Build agents around the regulator's clock, not the user's convenience. Everything in the architecture follows from one number you cannot negotiate.
The smallest thing you can copy this week
If you run an operations inbox that legally has to escalate certain messages within a window, do this on Monday. Write a two-column list. Left column, the message types that must escalate. Right column, the actual wall-clock budget for each. If the right column has a number you currently miss more than once a quarter, you have a process-automation problem that pays for itself. The rest is plumbing.
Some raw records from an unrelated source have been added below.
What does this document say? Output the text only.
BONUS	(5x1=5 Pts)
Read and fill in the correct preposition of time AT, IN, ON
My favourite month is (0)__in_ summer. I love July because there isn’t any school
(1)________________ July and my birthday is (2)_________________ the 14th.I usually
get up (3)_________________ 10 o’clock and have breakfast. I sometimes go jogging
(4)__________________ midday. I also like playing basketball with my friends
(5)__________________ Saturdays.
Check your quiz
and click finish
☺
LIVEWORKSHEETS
When we built this AI agent for the Amersfoort transportbedrijf, the thing we ran into was that the regulator's clock and the model's confidence threshold are the same kind of variable, and both belong in version-controlled code rather than in a prompt. We ended up moving every threshold into a small YAML file that the safety advisor reviews and signs off on each quarter.
Key takeaway
Build the agent around the regulator's clock, not the user's convenience. The ILT reporting window is the one variable you cannot negotiate away.
FAQ
Why a 45-second SLA and not 30 or 60?
Forty-five seconds is the wall-clock budget that fits polling, OCR, two classifier calls, the Transics lookup and a PagerDuty dispatch with margin. Tighter forces skipping the second LLM check; looser starts to feel routine to the on-duty operator.
Does the agent file the ILT report automatically?
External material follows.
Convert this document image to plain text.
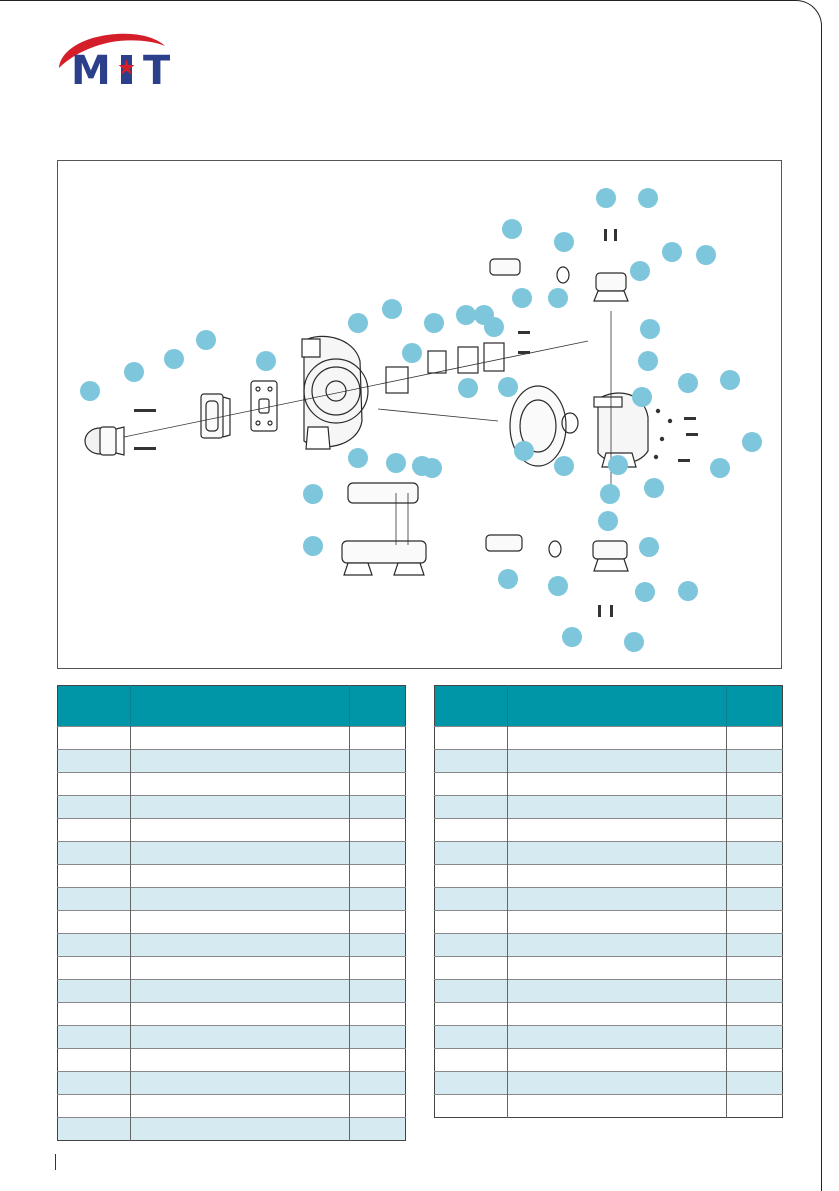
M T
No. The agent escalates, packages the context, and drafts a report. A named human at the company submits it. Regulatory filings should not be the model's responsibility, and ILT will want a named human signatory.
Why not replace the Exchange 2016 planner-rooster?
Because it works, the team knows it, and replacing a twelve-year-old planning system is a separate twelve-month project. The agent reads the calendars instead. Migrations earn their cost when the old system blocks the change, not before.
What stops the LLM from hallucinating a UN number again?
If the substance is not visible on the CMR or in a photo attachment, the model must return substance unknown and route the item to a human classifier. We treat hallucinated certainty as a failure mode and design the prompt to default to ignorance.